A little help? lol... i am rubbish at this colour malarky.

Here is some pics:


----------



## Chevaux (Jun 27, 2012)

I'd go with dappled bay and she has a frosted mane and tail - I await to hear what others have to say. Beautiful girl by the way.


----------



## abi (Mar 25, 2011)

thank you! I was mostly curious about her jazzy tail, frosted, what is this?

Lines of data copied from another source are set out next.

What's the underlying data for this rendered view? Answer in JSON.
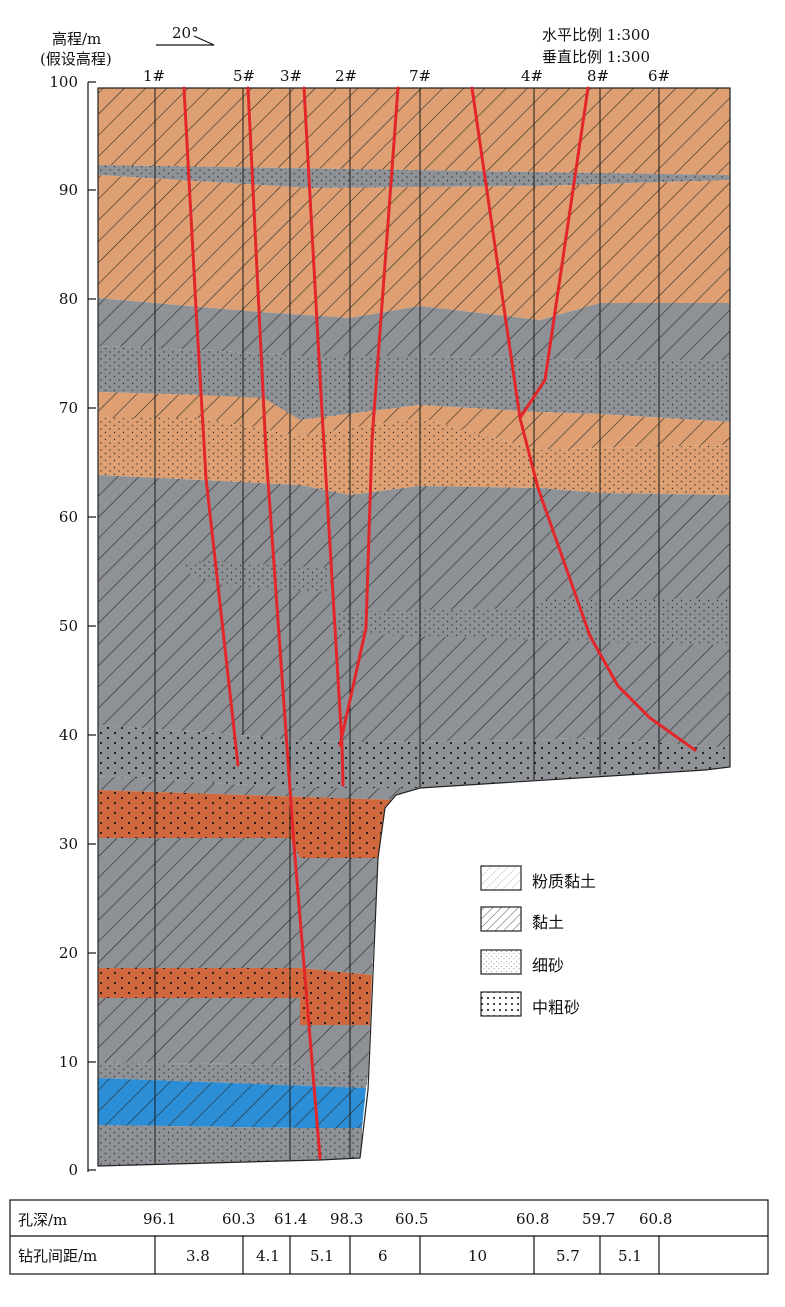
{
  "axis": {
    "title_line1": "高程/m",
    "title_line2": "(假设高程)",
    "ticks": [
      "0",
      "10",
      "20",
      "30",
      "40",
      "50",
      "60",
      "70",
      "80",
      "90",
      "100"
    ]
  },
  "dip_angle": "20°",
  "scale": {
    "horizontal": "水平比例 1:300",
    "vertical": "垂直比例 1:300"
  },
  "boreholes": [
    "1#",
    "5#",
    "3#",
    "2#",
    "7#",
    "4#",
    "8#",
    "6#"
  ],
  "legend": [
    {
      "label": "粉质黏土",
      "pattern": "silty-clay"
    },
    {
      "label": "黏土",
      "pattern": "clay"
    },
    {
      "label": "细砂",
      "pattern": "fine-sand"
    },
    {
      "label": "中粗砂",
      "pattern": "coarse-sand"
    }
  ],
  "colors": {
    "orange_clay": "#dea072",
    "gray_layer": "#8e9196",
    "red_brown_sand": "#d0683f",
    "blue_layer": "#2b8ed6",
    "fault_line": "#e3262a"
  },
  "table": {
    "row1_label": "孔深/m",
    "depths": [
      "96.1",
      "60.3",
      "61.4",
      "98.3",
      "60.5",
      "60.8",
      "59.7",
      "60.8"
    ],
    "row2_label": "钻孔间距/m",
    "spacings": [
      "3.8",
      "4.1",
      "5.1",
      "6",
      "10",
      "5.7",
      "5.1"
    ]
  }
}
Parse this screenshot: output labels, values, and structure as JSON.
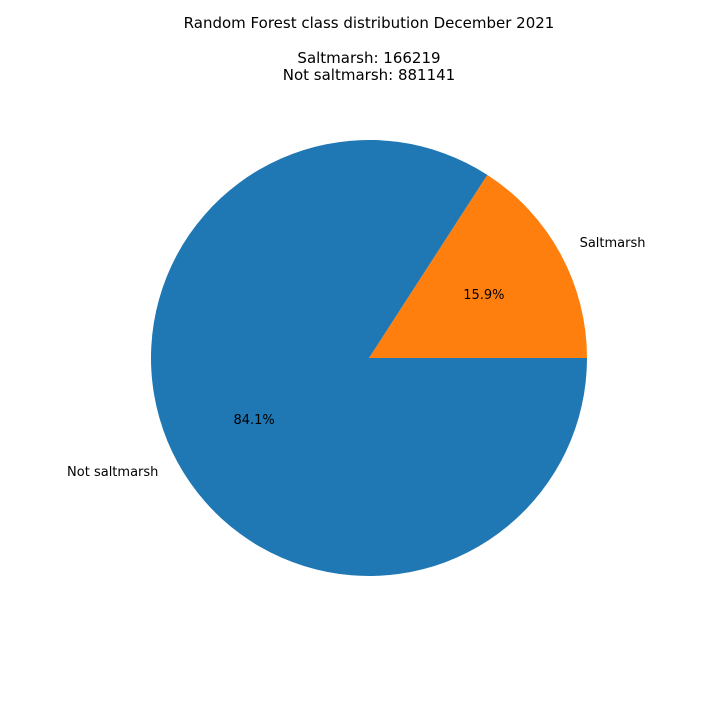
{
  "chart_data": {
    "type": "pie",
    "title": "Random Forest class distribution December 2021",
    "subtitle_lines": [
      "Saltmarsh: 166219",
      "Not saltmarsh: 881141"
    ],
    "slices": [
      {
        "label": "Saltmarsh",
        "value": 166219,
        "percent_label": "15.9%",
        "color": "#ff7f0e"
      },
      {
        "label": "Not saltmarsh",
        "value": 881141,
        "percent_label": "84.1%",
        "color": "#1f77b4"
      }
    ],
    "start_angle_deg": 0,
    "direction": "counterclockwise"
  }
}
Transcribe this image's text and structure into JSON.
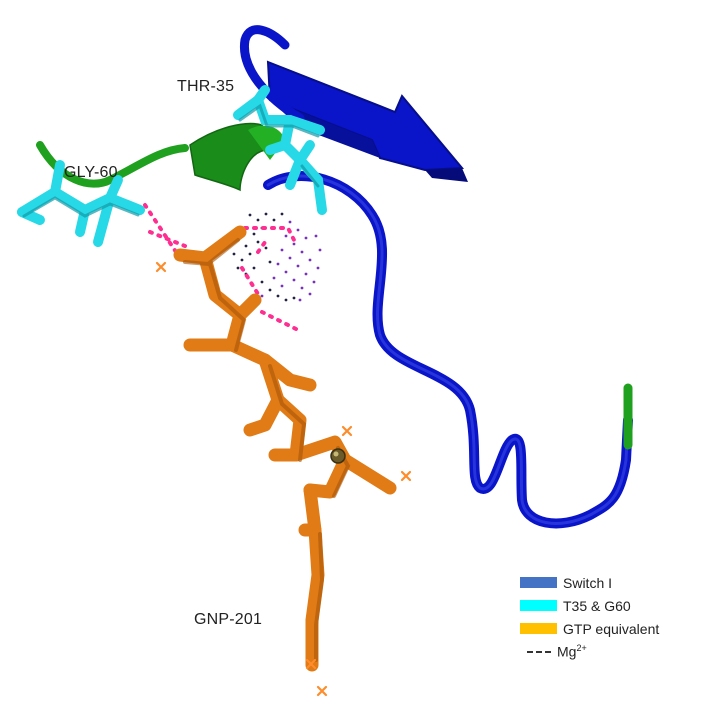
{
  "labels": {
    "thr": "THR-35",
    "gly": "GLY-60",
    "gnp": "GNP-201"
  },
  "legend": [
    {
      "key": "switch1",
      "label": "Switch I",
      "color": "#4472c4",
      "style": "bar"
    },
    {
      "key": "t35g60",
      "label": "T35 & G60",
      "color": "#00ffff",
      "style": "bar"
    },
    {
      "key": "gtp",
      "label": "GTP equivalent",
      "color": "#ffc000",
      "style": "bar"
    },
    {
      "key": "mg",
      "label": "Mg",
      "superscript": "2+",
      "color": "#333333",
      "style": "dash"
    }
  ],
  "colors": {
    "switch_ribbon": "#0a14c8",
    "switch_dark": "#07109a",
    "helix_green": "#1fa01f",
    "cyan_sticks": "#27d9e6",
    "cyan_dark": "#129aa8",
    "gnp_orange": "#e07b16",
    "gnp_dark": "#a8560a",
    "hbond_pink": "#ff2f92",
    "mg_dots_dark": "#222244",
    "mg_dots_purple": "#7b2fbf",
    "water_cross": "#ff8c2a"
  }
}
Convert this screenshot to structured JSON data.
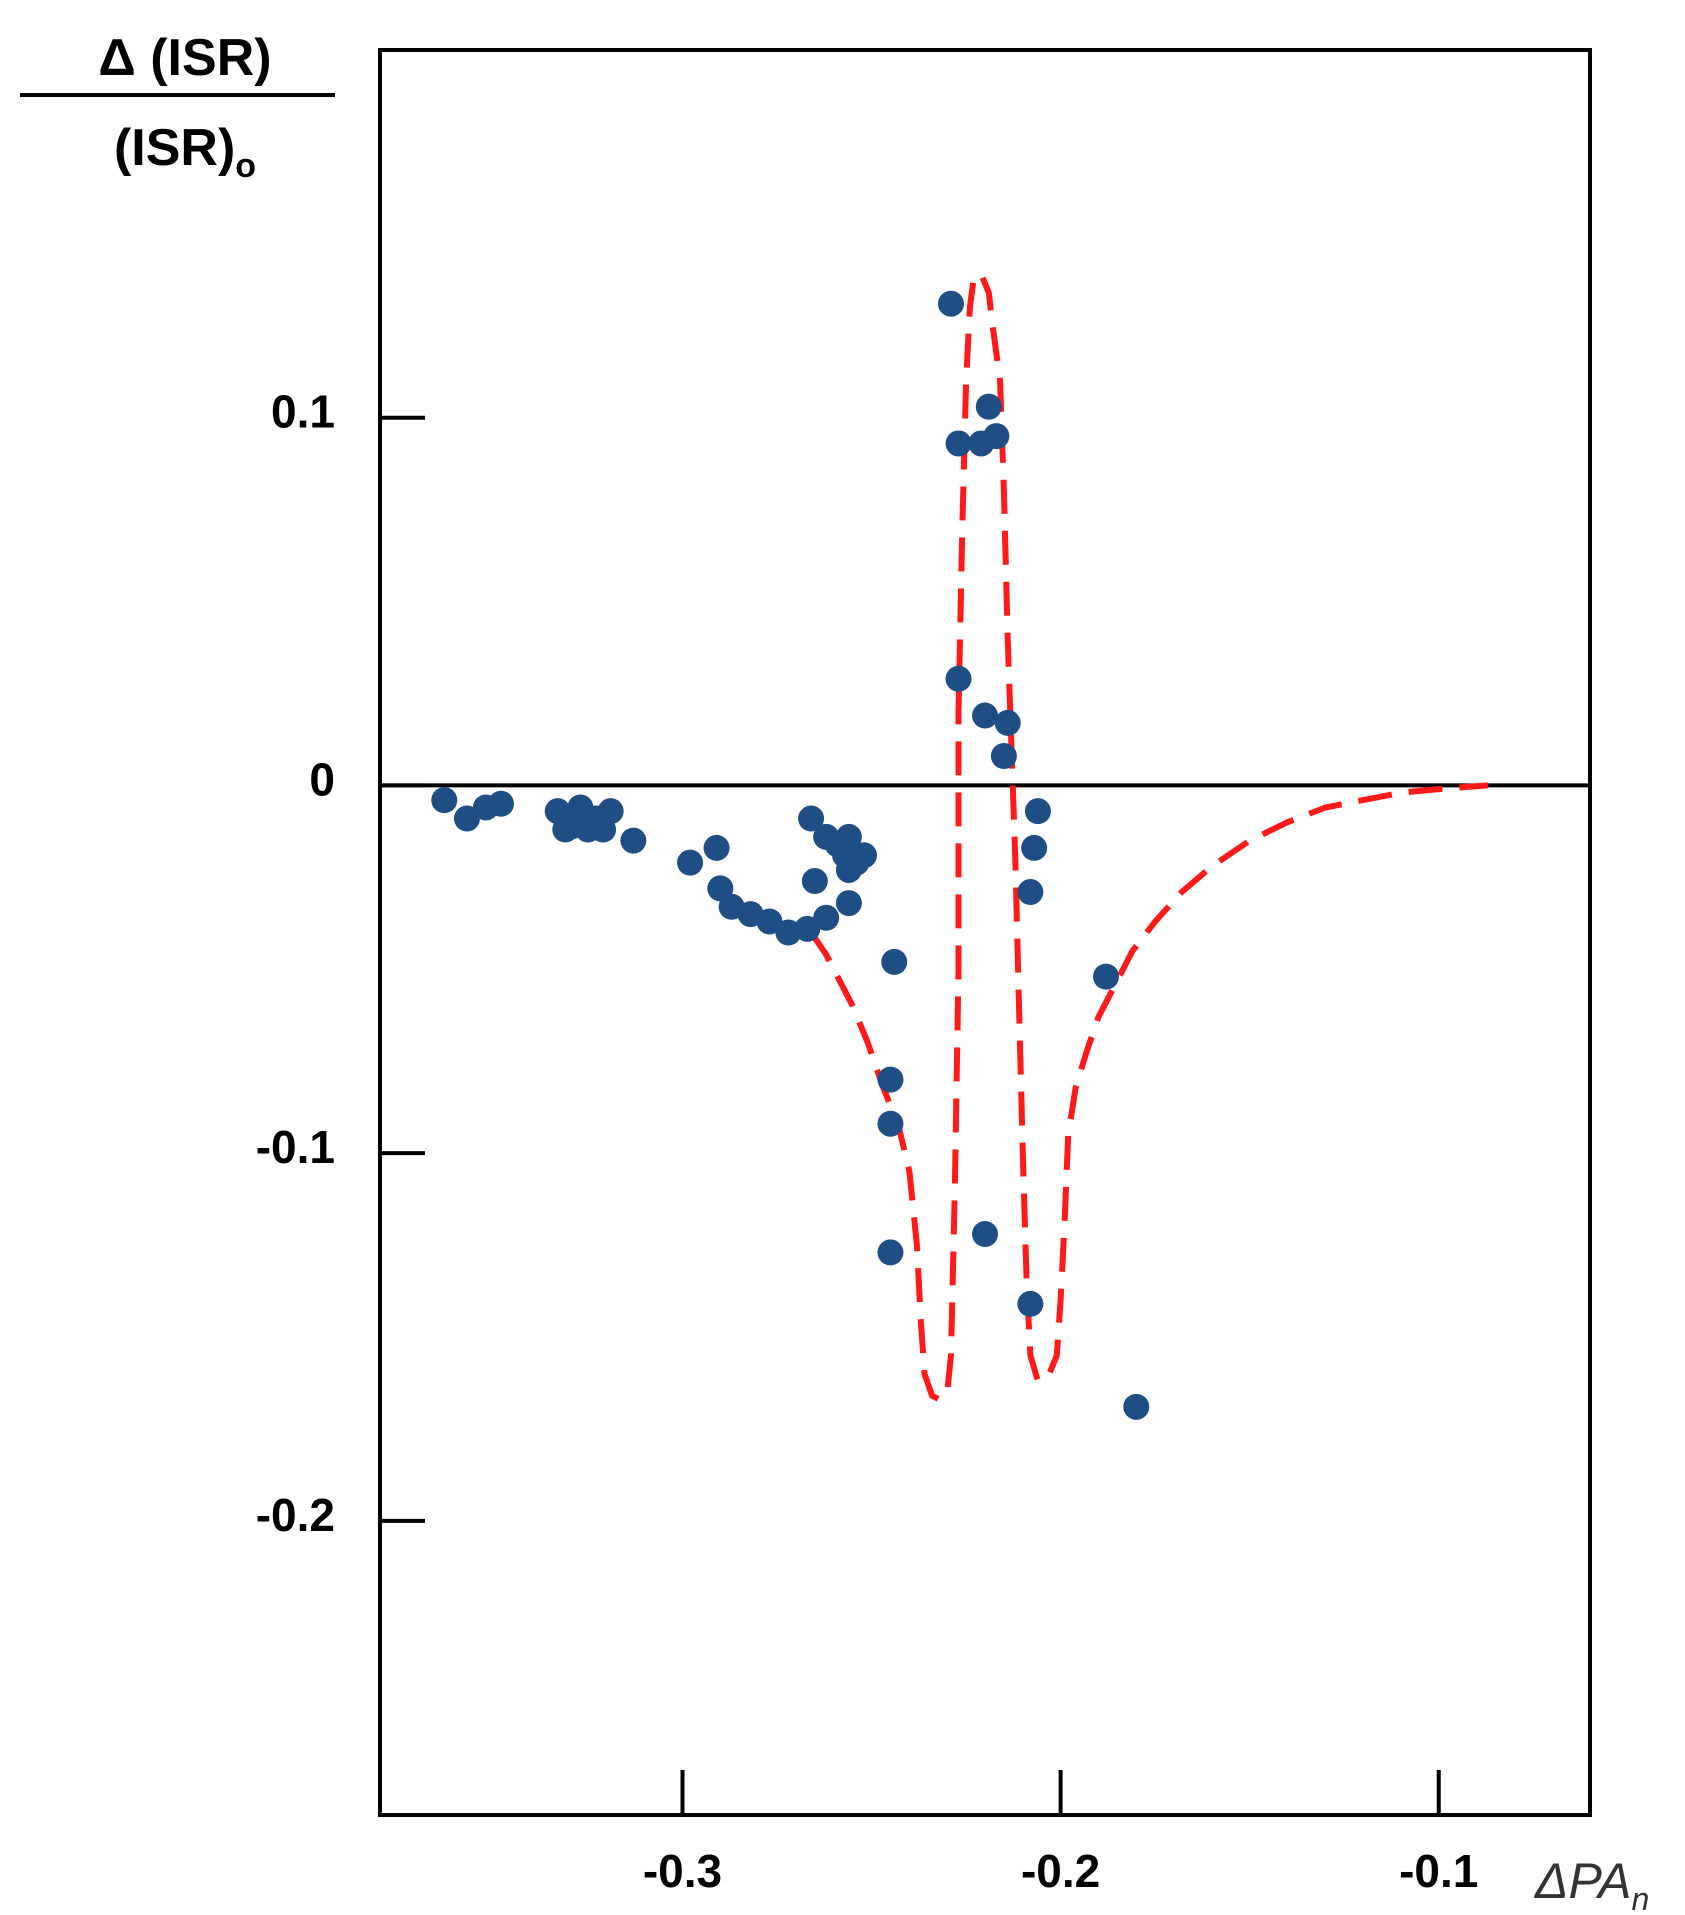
{
  "chart_data": {
    "type": "scatter",
    "title": "",
    "ylabel_numerator": "Δ (ISR)",
    "ylabel_denominator": "(ISR)",
    "ylabel_denominator_sub": "o",
    "xlabel": "ΔPA",
    "xlabel_sub": "n",
    "xlim": [
      -0.38,
      -0.06
    ],
    "ylim": [
      -0.28,
      0.2
    ],
    "x_ticks": [
      {
        "value": -0.3,
        "label": "-0.3"
      },
      {
        "value": -0.2,
        "label": "-0.2"
      },
      {
        "value": -0.1,
        "label": "-0.1"
      }
    ],
    "y_ticks": [
      {
        "value": 0.1,
        "label": "0.1"
      },
      {
        "value": 0,
        "label": "0"
      },
      {
        "value": -0.1,
        "label": "-0.1"
      },
      {
        "value": -0.2,
        "label": "-0.2"
      }
    ],
    "reference_line_y": 0,
    "grid": false,
    "legend": "none",
    "colors": {
      "points": "#1f4e84",
      "curve": "#ff1a1a",
      "axes": "#000000"
    },
    "series": [
      {
        "kind": "scatter",
        "points": [
          [
            -0.363,
            -0.004
          ],
          [
            -0.357,
            -0.009
          ],
          [
            -0.352,
            -0.006
          ],
          [
            -0.348,
            -0.005
          ],
          [
            -0.333,
            -0.007
          ],
          [
            -0.331,
            -0.012
          ],
          [
            -0.329,
            -0.011
          ],
          [
            -0.327,
            -0.006
          ],
          [
            -0.325,
            -0.012
          ],
          [
            -0.323,
            -0.009
          ],
          [
            -0.321,
            -0.012
          ],
          [
            -0.319,
            -0.007
          ],
          [
            -0.313,
            -0.015
          ],
          [
            -0.298,
            -0.021
          ],
          [
            -0.291,
            -0.017
          ],
          [
            -0.29,
            -0.028
          ],
          [
            -0.287,
            -0.033
          ],
          [
            -0.282,
            -0.035
          ],
          [
            -0.277,
            -0.037
          ],
          [
            -0.272,
            -0.04
          ],
          [
            -0.267,
            -0.039
          ],
          [
            -0.262,
            -0.036
          ],
          [
            -0.266,
            -0.009
          ],
          [
            -0.262,
            -0.014
          ],
          [
            -0.259,
            -0.016
          ],
          [
            -0.256,
            -0.014
          ],
          [
            -0.257,
            -0.019
          ],
          [
            -0.254,
            -0.021
          ],
          [
            -0.252,
            -0.019
          ],
          [
            -0.256,
            -0.023
          ],
          [
            -0.265,
            -0.026
          ],
          [
            -0.256,
            -0.032
          ],
          [
            -0.244,
            -0.048
          ],
          [
            -0.245,
            -0.08
          ],
          [
            -0.245,
            -0.092
          ],
          [
            -0.245,
            -0.127
          ],
          [
            -0.229,
            0.131
          ],
          [
            -0.227,
            0.093
          ],
          [
            -0.221,
            0.093
          ],
          [
            -0.219,
            0.103
          ],
          [
            -0.217,
            0.095
          ],
          [
            -0.227,
            0.029
          ],
          [
            -0.22,
            0.019
          ],
          [
            -0.214,
            0.017
          ],
          [
            -0.215,
            0.008
          ],
          [
            -0.206,
            -0.007
          ],
          [
            -0.207,
            -0.017
          ],
          [
            -0.208,
            -0.029
          ],
          [
            -0.22,
            -0.122
          ],
          [
            -0.208,
            -0.141
          ],
          [
            -0.188,
            -0.052
          ],
          [
            -0.18,
            -0.169
          ]
        ]
      },
      {
        "kind": "line",
        "style": "dashed",
        "points": [
          [
            -0.266,
            -0.04
          ],
          [
            -0.262,
            -0.046
          ],
          [
            -0.258,
            -0.054
          ],
          [
            -0.255,
            -0.06
          ],
          [
            -0.251,
            -0.07
          ],
          [
            -0.247,
            -0.082
          ],
          [
            -0.243,
            -0.092
          ],
          [
            -0.24,
            -0.105
          ],
          [
            -0.238,
            -0.125
          ],
          [
            -0.237,
            -0.145
          ],
          [
            -0.236,
            -0.16
          ],
          [
            -0.234,
            -0.166
          ],
          [
            -0.232,
            -0.167
          ],
          [
            -0.23,
            -0.165
          ],
          [
            -0.229,
            -0.155
          ],
          [
            -0.228,
            -0.11
          ],
          [
            -0.227,
            -0.05
          ],
          [
            -0.227,
            0.02
          ],
          [
            -0.226,
            0.07
          ],
          [
            -0.225,
            0.11
          ],
          [
            -0.224,
            0.13
          ],
          [
            -0.223,
            0.138
          ],
          [
            -0.221,
            0.139
          ],
          [
            -0.219,
            0.134
          ],
          [
            -0.218,
            0.125
          ],
          [
            -0.216,
            0.11
          ],
          [
            -0.215,
            0.08
          ],
          [
            -0.214,
            0.04
          ],
          [
            -0.213,
            0.01
          ],
          [
            -0.212,
            -0.02
          ],
          [
            -0.211,
            -0.06
          ],
          [
            -0.21,
            -0.1
          ],
          [
            -0.209,
            -0.135
          ],
          [
            -0.208,
            -0.155
          ],
          [
            -0.206,
            -0.162
          ],
          [
            -0.203,
            -0.16
          ],
          [
            -0.201,
            -0.155
          ],
          [
            -0.2,
            -0.14
          ],
          [
            -0.199,
            -0.12
          ],
          [
            -0.198,
            -0.095
          ],
          [
            -0.196,
            -0.082
          ],
          [
            -0.193,
            -0.072
          ],
          [
            -0.19,
            -0.063
          ],
          [
            -0.186,
            -0.055
          ],
          [
            -0.181,
            -0.045
          ],
          [
            -0.175,
            -0.037
          ],
          [
            -0.168,
            -0.029
          ],
          [
            -0.16,
            -0.022
          ],
          [
            -0.15,
            -0.015
          ],
          [
            -0.14,
            -0.01
          ],
          [
            -0.13,
            -0.006
          ],
          [
            -0.12,
            -0.004
          ],
          [
            -0.11,
            -0.002
          ],
          [
            -0.1,
            -0.001
          ],
          [
            -0.087,
            0.0
          ]
        ]
      }
    ]
  }
}
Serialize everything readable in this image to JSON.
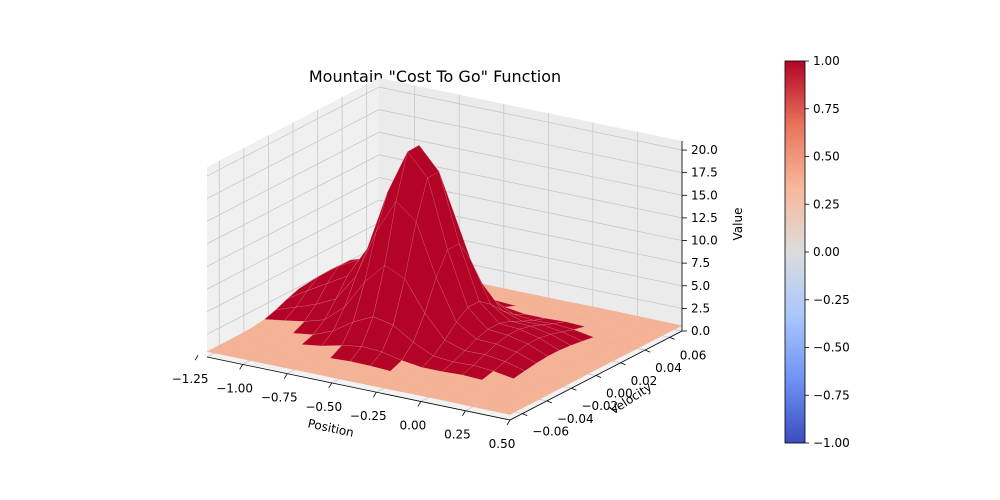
{
  "chart_data": {
    "type": "surface3d",
    "title": "Mountain \"Cost To Go\" Function",
    "xlabel": "Position",
    "ylabel": "Velocity",
    "zlabel": "Value",
    "xlim": [
      -1.2,
      0.5
    ],
    "ylim": [
      -0.07,
      0.07
    ],
    "zlim": [
      0,
      21
    ],
    "x_ticks": [
      "−1.25",
      "−1.00",
      "−0.75",
      "−0.50",
      "−0.25",
      "0.00",
      "0.25",
      "0.50"
    ],
    "y_ticks": [
      "−0.06",
      "−0.04",
      "−0.02",
      "0.00",
      "0.02",
      "0.04",
      "0.06"
    ],
    "z_ticks": [
      "0.0",
      "2.5",
      "5.0",
      "7.5",
      "10.0",
      "12.5",
      "15.0",
      "17.5",
      "20.0"
    ],
    "grid": true,
    "surface_color": "#b40426",
    "surface_edge_color": "#e8a0a8",
    "low_value_color": "#f5b396",
    "peak": {
      "position": -0.5,
      "velocity": 0.0,
      "value": 21
    },
    "surface_grid": {
      "positions": [
        -1.2,
        -1.0875,
        -0.975,
        -0.8625,
        -0.75,
        -0.6375,
        -0.525,
        -0.4125,
        -0.3,
        -0.1875,
        -0.075,
        0.0375,
        0.15,
        0.2625,
        0.375,
        0.5
      ],
      "velocities": [
        -0.07,
        -0.0607,
        -0.0513,
        -0.042,
        -0.0327,
        -0.0233,
        -0.014,
        -0.0047,
        0.0047,
        0.014,
        0.0233,
        0.0327,
        0.042,
        0.0513,
        0.0607,
        0.07
      ]
    },
    "colorbar": {
      "colormap": "coolwarm",
      "range": [
        -1.0,
        1.0
      ],
      "ticks": [
        "1.00",
        "0.75",
        "0.50",
        "0.25",
        "0.00",
        "−0.25",
        "−0.50",
        "−0.75",
        "−1.00"
      ],
      "colors": [
        "#3b4cc0",
        "#6f92f3",
        "#aac7fd",
        "#dddcdc",
        "#f7b89c",
        "#e7745b",
        "#b40426"
      ]
    }
  }
}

And haha yeah very pretty,but no manors!


----------



## abi (Mar 25, 2011)

shes also got some splashes of white under her belly, I dont have any pics of those but you can kinda see part of it in the photos above


----------



## Fulford15 (Oct 17, 2012)

I would say dapple bay as well... her tail looks flaxen though but her mane isn't... She's stunning!


----------



## abi (Mar 25, 2011)

so shes just a bit of an odd bod then? haha


----------



## Chevaux (Jun 27, 2012)

abi said:


> thank you! I was mostly curious about her jazzy tail, frosted, what is this?
> ....


 
There are white/gray hairs mixed in with other colours. On the body it becomes roan and on the mane/tail it becomes frosting.


----------



## Poseidon (Oct 1, 2010)

Bay sabino. Sabino is what is causing all of her white markings and probably her tail.


----------



## SeamusCrimin (Oct 1, 2012)

Dappled bay I believe... and I agree with the frosting on the tail. I'm not 100% on what causes it, I'm afraid. But she's a lovely girl


----------



## Cacowgirl (Feb 19, 2011)

Very lovely horse! Nicely dappled, too.


----------



## TheLastUnicorn (Jun 11, 2010)

Poseidon said:


> Bay sabino. Sabino is what is causing all of her white markings and probably her tail.


Yes, bay sabino, it (sabino) could also be responsible for her belly marking. 

She isn't odd at all for a Shire... Most are still docked so you don't see much of their tail, but it is a common coloration for the breed.


----------